Later on, in the drawing room, she said, "Oh, god, this was your night with Leo."
Nick couldn't believe that she'd only just thought of that. But he said, "It's all right. I've put him off till next week."
Catherine smiled ruefully. "Well, he wasn't really your type," she said.
Schumann had given way to The Clash, who in turn had yielded to a tired but busy silence between them. Nick prayed that she wouldn't put on any more music-most of the stuff she liked had him clenched in resistance. He looked at his watch. They were an hour later in France, it was too late to ring them now, and he welcomed this rational and thoughtful postponement with a sense of cloudy relief. He went over to the much-neglected piano, its black lid the podium for various old art folios and a small bronze bust of Liszt-which seemed to give a rather pained glance at his sight-reading from the Mozart album on the stand. To Nick himself the faltering notes were like raindrops on a sandy path, and he was filled with a sense of what his evening could have been. The simple Andante became a vivid dialogue in his mind between optimism and recurrent pain; in fact it heightened both feelings to an unnecessary degree. It wasn't long until Catherine stood up and said, "For god's sake, darling, it's not a fucking funeral."

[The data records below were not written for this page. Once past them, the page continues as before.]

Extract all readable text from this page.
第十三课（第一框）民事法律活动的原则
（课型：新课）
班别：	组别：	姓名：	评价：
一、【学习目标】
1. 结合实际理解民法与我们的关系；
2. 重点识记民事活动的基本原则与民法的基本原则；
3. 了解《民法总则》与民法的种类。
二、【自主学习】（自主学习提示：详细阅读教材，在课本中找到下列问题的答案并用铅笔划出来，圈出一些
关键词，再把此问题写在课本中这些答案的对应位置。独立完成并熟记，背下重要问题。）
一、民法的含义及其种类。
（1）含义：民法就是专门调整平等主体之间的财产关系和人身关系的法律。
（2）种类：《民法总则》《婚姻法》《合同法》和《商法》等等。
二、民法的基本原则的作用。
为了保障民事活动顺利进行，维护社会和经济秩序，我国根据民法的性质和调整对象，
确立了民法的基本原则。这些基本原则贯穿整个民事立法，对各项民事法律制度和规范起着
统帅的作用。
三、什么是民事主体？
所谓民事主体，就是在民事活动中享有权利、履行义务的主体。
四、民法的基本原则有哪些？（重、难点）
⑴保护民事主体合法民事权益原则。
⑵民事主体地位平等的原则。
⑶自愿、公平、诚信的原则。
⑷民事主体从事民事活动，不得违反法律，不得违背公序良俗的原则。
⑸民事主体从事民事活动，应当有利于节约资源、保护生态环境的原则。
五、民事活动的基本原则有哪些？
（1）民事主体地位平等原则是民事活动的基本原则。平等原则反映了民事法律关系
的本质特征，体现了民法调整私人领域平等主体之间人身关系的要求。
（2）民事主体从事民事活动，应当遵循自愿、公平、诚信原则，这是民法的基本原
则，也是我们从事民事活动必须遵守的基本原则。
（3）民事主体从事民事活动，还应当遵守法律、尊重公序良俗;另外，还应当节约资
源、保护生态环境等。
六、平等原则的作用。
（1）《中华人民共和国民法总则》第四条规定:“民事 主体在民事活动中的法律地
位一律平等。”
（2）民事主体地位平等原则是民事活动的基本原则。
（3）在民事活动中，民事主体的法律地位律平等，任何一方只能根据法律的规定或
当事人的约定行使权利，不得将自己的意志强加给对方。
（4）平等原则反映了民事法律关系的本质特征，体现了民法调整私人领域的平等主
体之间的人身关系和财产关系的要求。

"Sorry, darling," said Nick, and vamped through a few seconds of what they called Waldorf music before getting up and wandering out on to the balcony. They had only just started calling each other darling, and it seemed a nice part of the larger conspiracy of life at Kensington Park Gardens; but outside in the cool of the night Nick felt he was play-acting, and that Catherine was frighteningly strange to him. Her mirage of the beautiful poisonous universe shimmered before him again for a moment, but he couldn't hold it, and it slipped quickly away.
There was a supper party in a nearby back garden, and the talk and light clatter carried on the still air. A man called Geoffrey was making everyone laugh, and the women kept calling out his name in excited protest between the semi-audible paragraphs of his story. Out in the communal gardens someone was walking a small white dog, which looked almost luminous as it bobbed and scampered in the late dusk. Above the trees and rooftops the dingy glare of the London sky faded upwards into weak violet heights. In summer, when windows everywhere were open, night seemed made of sound as much as shadow, the whisper of the leaves, the unsleeping traffic rumble, far-off car horns and squeals of brakes; voices, faint shouts, a waveband twiddle of unconnected music. Nick yearned for Leo, away to the north, three miles up the long straight roads, but possibly anywhere, moving with invisible speed on his silver bike. He wondered again in which park the photo of him had been taken; and of course what person, routinely intimate with Leo, had taken it. He felt hollow with frustration and delay. The girl with the white dog came back along the gravel path, and he thought how he might appear to her, if she glanced up, as an enviable figure, poised against the shining accomplished background of the lamplit room. Whereas, looking out, leaning out over the iron railing, Nick felt he had been swept to the brink of some new promise, a scented vista or vision of the night, and then held there.